Bu iki elin simetrisi, bedenin bu ayna gibi görüntüsü, evrimde bir tesadüfi bir kaza değildir. Bu, ustalıkla yaratılmış bir anahtardır. İki elle, insanlar eşit ölçüde hassasiyet ve güç geliştirdi. Bir cerrahın neşteriyle bir ressamın fırçası aynı parmaklarla tutulur, ancak farklı dünyalar yaratır.Biri bedenin içine, diğeri ise tuvalin üzerinde iş tutar. Bir piyanistin parmakları tuşlar üzerinde bir örümceğin ağını örmesi gibi hareket eder; her el bağımsız, fakat amaçta birbirine bağlıdır.
Ancak belki de bu çift uzuvların en büyük başarısı, insanlara iletişimi öğretmeleridir. İnsanlar konuşmadan önce, jestler yaparlardı. Ellerle havada sessiz kelimeler dokur, zamansız hareketlerle mesajlar iletilirdi. Günümüzde bile işaret dilleri televizyonda ana haberlerde veya başka ortamlarda gördüğümüz gibi ellerin anlam taşıma gücüne bir kanıttır. Eller, tek bir ses çıkarmadan konuşur, bileğin bir hareketi ya da parmakların açılmasıyla sevgiyi, korkuyu, öfkeyi ve umudu ifade ederler.

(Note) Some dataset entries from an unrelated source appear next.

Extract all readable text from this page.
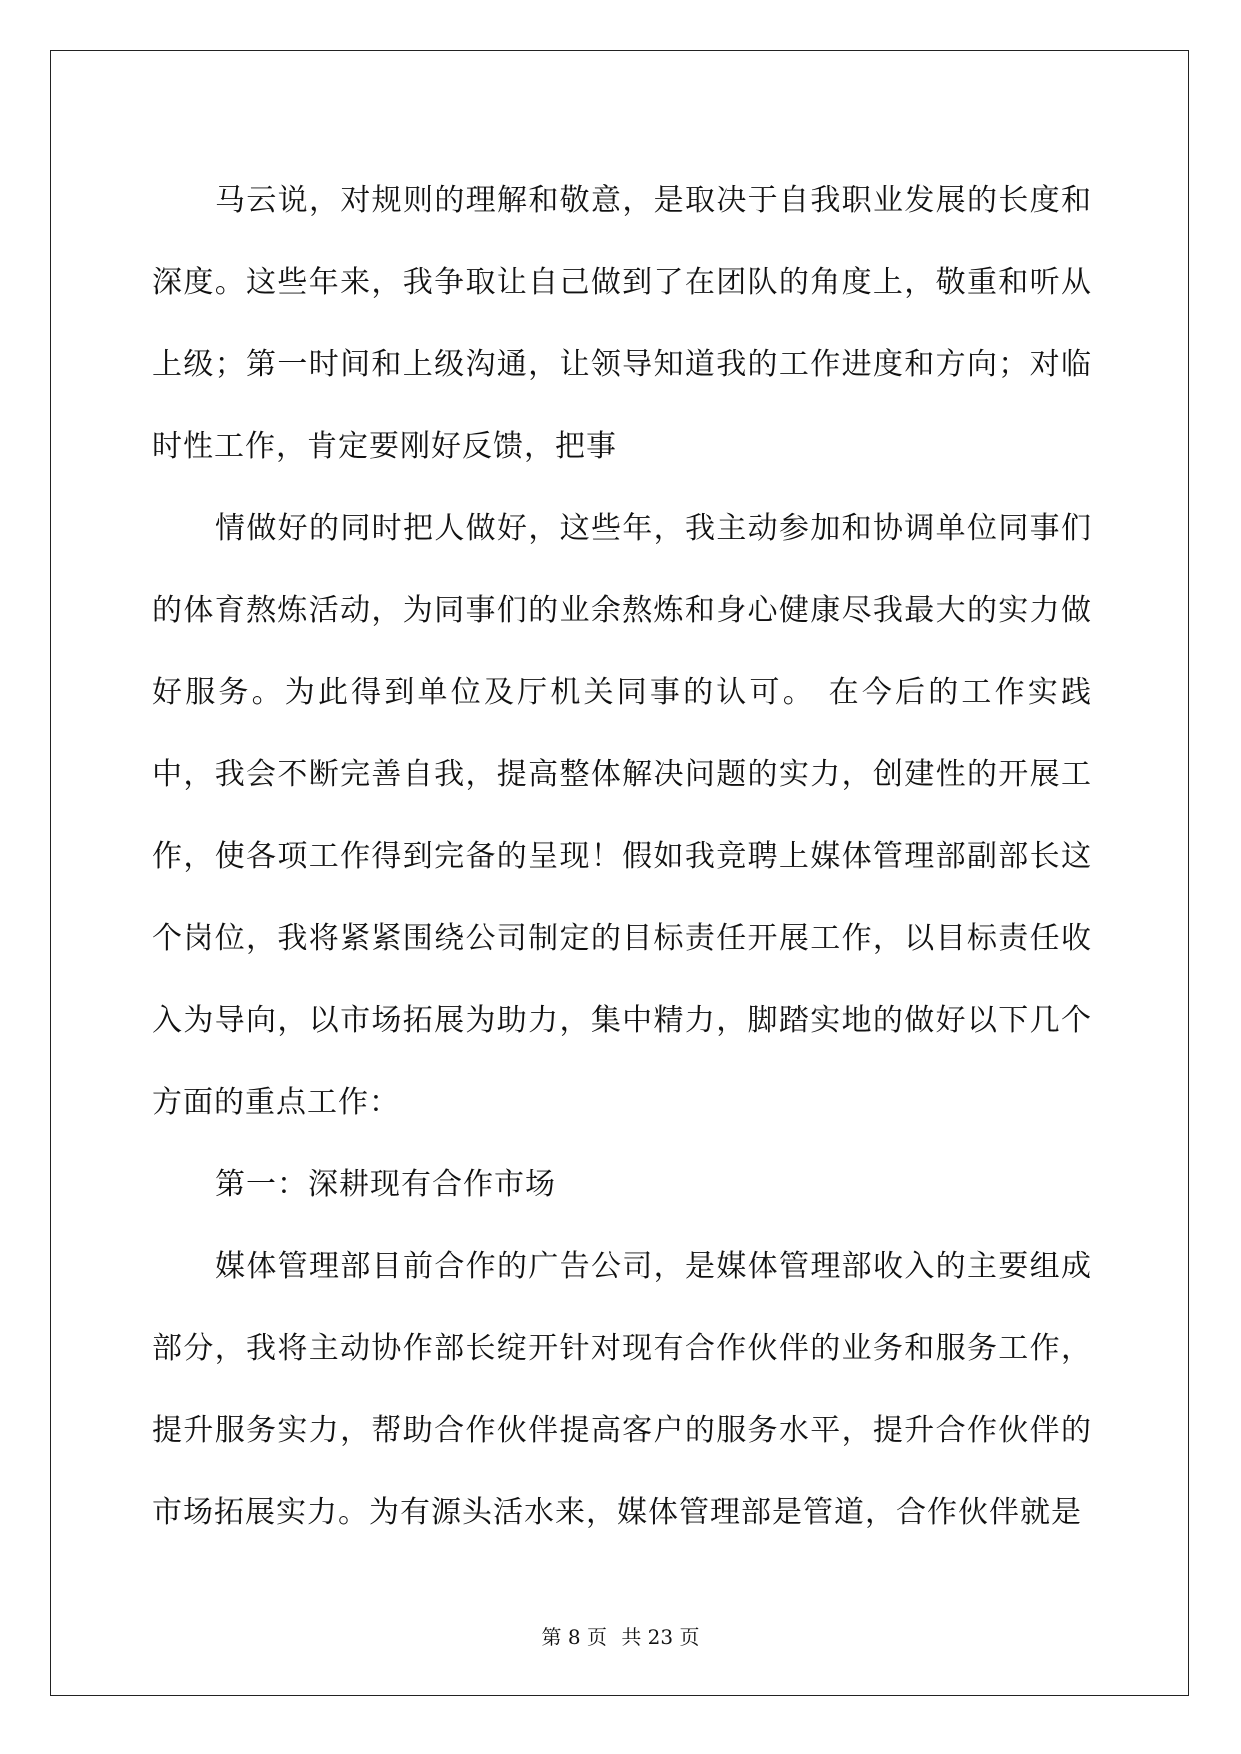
马云说，对规则的理解和敬意，是取决于自我职业发展的长度和深度。这些年来，我争取让自己做到了在团队的角度上，敬重和听从上级；第一时间和上级沟通，让领导知道我的工作进度和方向；对临时性工作，肯定要刚好反馈，把事

情做好的同时把人做好，这些年，我主动参加和协调单位同事们的体育熬炼活动，为同事们的业余熬炼和身心健康尽我最大的实力做好服务。为此得到单位及厅机关同事的认可。 在今后的工作实践中，我会不断完善自我，提高整体解决问题的实力，创建性的开展工作，使各项工作得到完备的呈现！假如我竞聘上媒体管理部副部长这个岗位，我将紧紧围绕公司制定的目标责任开展工作，以目标责任收入为导向，以市场拓展为助力，集中精力，脚踏实地的做好以下几个方面的重点工作：

第一：深耕现有合作市场

媒体管理部目前合作的广告公司，是媒体管理部收入的主要组成部分，我将主动协作部长绽开针对现有合作伙伴的业务和服务工作，提升服务实力，帮助合作伙伴提高客户的服务水平，提升合作伙伴的市场拓展实力。为有源头活水来，媒体管理部是管道，合作伙伴就是

第 8 页 共 23 页
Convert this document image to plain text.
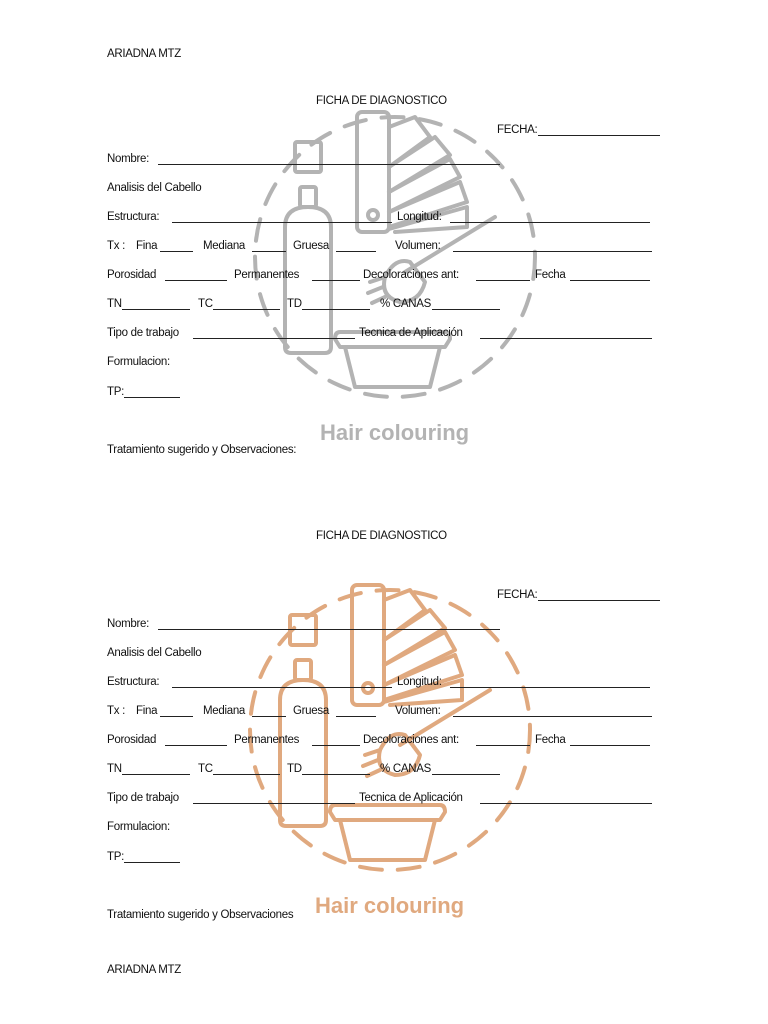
ARIADNA MTZ
ARIADNA MTZ
Hair colouring
FICHA DE DIAGNOSTICO
FECHA:
Nombre:
Analisis del Cabello
Estructura:	Longitud:
Tx : Fina	Mediana	Gruesa	Volumen:
Porosidad	Permanentes	Decoloraciones ant:	Fecha
TN	TC	TD	% CANAS
Tipo de trabajo	Tecnica de Aplicación
Formulacion:
TP:
Tratamiento sugerido y Observaciones:
Hair colouring
FICHA DE DIAGNOSTICO
FECHA:
Nombre:
Analisis del Cabello
Estructura:	Longitud:
Tx : Fina	Mediana	Gruesa	Volumen:
Porosidad	Permanentes	Decoloraciones ant:	Fecha
TN	TC	TD	% CANAS
Tipo de trabajo	Tecnica de Aplicación
Formulacion:
TP:
Tratamiento sugerido y Observaciones
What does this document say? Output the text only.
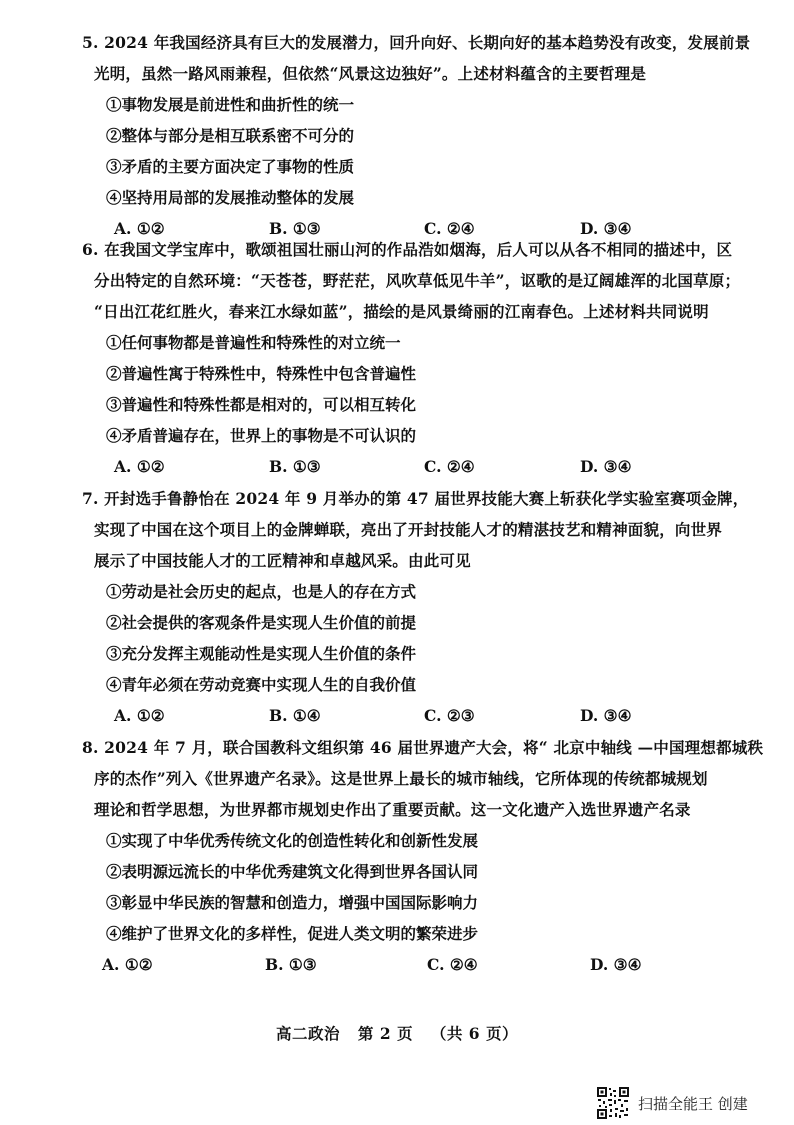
5. 2024 年我国经济具有巨大的发展潜力，回升向好、长期向好的基本趋势没有改变，发展前景
光明，虽然一路风雨兼程，但依然“风景这边独好”。上述材料蕴含的主要哲理是
①事物发展是前进性和曲折性的统一
②整体与部分是相互联系密不可分的
③矛盾的主要方面决定了事物的性质
④坚持用局部的发展推动整体的发展
A. ①②	B. ①③	C. ②④	D. ③④
6. 在我国文学宝库中，歌颂祖国壮丽山河的作品浩如烟海，后人可以从各不相同的描述中，区
分出特定的自然环境：“天苍苍，野茫茫，风吹草低见牛羊”，讴歌的是辽阔雄浑的北国草原；
“日出江花红胜火，春来江水绿如蓝”，描绘的是风景绮丽的江南春色。上述材料共同说明
①任何事物都是普遍性和特殊性的对立统一
②普遍性寓于特殊性中，特殊性中包含普遍性
③普遍性和特殊性都是相对的，可以相互转化
④矛盾普遍存在，世界上的事物是不可认识的
A. ①②	B. ①③	C. ②④	D. ③④
7. 开封选手鲁静怡在 2024 年 9 月举办的第 47 届世界技能大赛上斩获化学实验室赛项金牌，
实现了中国在这个项目上的金牌蝉联，亮出了开封技能人才的精湛技艺和精神面貌，向世界
展示了中国技能人才的工匠精神和卓越风采。由此可见
①劳动是社会历史的起点，也是人的存在方式
②社会提供的客观条件是实现人生价值的前提
③充分发挥主观能动性是实现人生价值的条件
④青年必须在劳动竞赛中实现人生的自我价值
A. ①②	B. ①④	C. ②③	D. ③④
8. 2024 年 7 月，联合国教科文组织第 46 届世界遗产大会，将“ 北京中轴线 —中国理想都城秩
序的杰作”列入《世界遗产名录》。这是世界上最长的城市轴线，它所体现的传统都城规划
理论和哲学思想，为世界都市规划史作出了重要贡献。这一文化遗产入选世界遗产名录
①实现了中华优秀传统文化的创造性转化和创新性发展
②表明源远流长的中华优秀建筑文化得到世界各国认同
③彰显中华民族的智慧和创造力，增强中国国际影响力
④维护了世界文化的多样性，促进人类文明的繁荣进步
A. ①②	B. ①③	C. ②④	D. ③④
高二政治 第 2 页 （共 6 页）
扫描全能王 创建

Koruyucunun İkilemi: Felsefi Bir Yansıma
Yine de tüm büyük güçler gibi, iki elin armağanı da bir yükle bize gelir. Koruyucu ve Yaratıcı eller sıkça büyük bir çatışma içinde bulurlar kendilerini. Bir an ortaklar gibi, köprüler inşa eder, tarlaları eker ve bir bebeği kucaklarlar. Bir sonraki anda ise rakiplerdir. Biri sıkıca tutarken diğeri bırakmak ister, biri inşa ederken diğeri yıkar. Bu ikilik, insan ruhunun özünü açığa çıkarır: yaratma ve yıkma, tutma ve bırakma arzusu.
Bu mücadele, en büyük sanat eserlerine ve en karanlık savaşlara neden olmuştur. Aynı el bir dostu yerden kaldırabilir veya suratına öfkeyle vurabilir; aynı parmaklar bir sevgiliyi okşayabilir veya bir ölüm aracı haline gelebilir. Dolayısıyla eller sadece yetenek sembolleri değil, aynı zamanda birer seçim aracıdır. Hayatta var olduğumuz süre içinde, her parmak aldığımız yolların sessiz tanıklarıdır.
Bütünlüğü Kucaklamak
Bu gerilimlere rağmen, ya da belki de bunlar sayesinde, iki el birlikte bir bütünlük sembolüdür. Birbirine kenetlendiklerinde bir daire oluştururlar. Birlik ve barış halkası oluşturup mesaj verirler. Bize, karşıtlıklara rağmen, bölünmüşlüğe rağmen, bütünün her zaman parçaların toplamından daha büyük olduğunu anlatırlar. Tek bir el sınırlıdır, erişiminin kenarlarıyla çevrilidir. Ancak iki el bir araya geldiğinde, birleştirir, kavrar ve ayrılmış olanları tekrar bir araya getirebilir. Sevdiğim bir deyişi buraya koyayım; United we stand, devided we fall.
Sonuçta, iki elin öyküsü sadece işlevsellik veya biyoloji ile ilgili değildir. Bu, olasılıkların öyküsüdür. Biz seçim yapma yeteneği ile doğmuş varlıklarız. Hem inşa edip hem de yıkabilen, hem sevebilen hem de savaşabilen. Ellerimiz, insan olmanın özüdür. Varoluşun gelip geçen anlarını yakalamak, kusurlu bir dünyada güzellik yaratmak ve her daim daha büyük bir şeye uzanmaya çalışmak. İşte hepsi bu. Şu geçici olduğumuz dünyada hepsi bu.
Onun için her şeye şekil veren, hayallerimize bekçilik eden ve kaderlerimizi bile belirleyen bu elleri için küçük bir yazı kaleme aldım . Çünkü her kavrayışta, her bırakışta, her okşamada ve her darbede kim olduğumuz gerçeğini ellerimiz bize fısıldar. Düalitede, ikilik içinde var olan bizler, iki elin gücünü kullanarak, bir olmayı arzuladığımız bir dünyada kısa süre yaşayan canlılarız.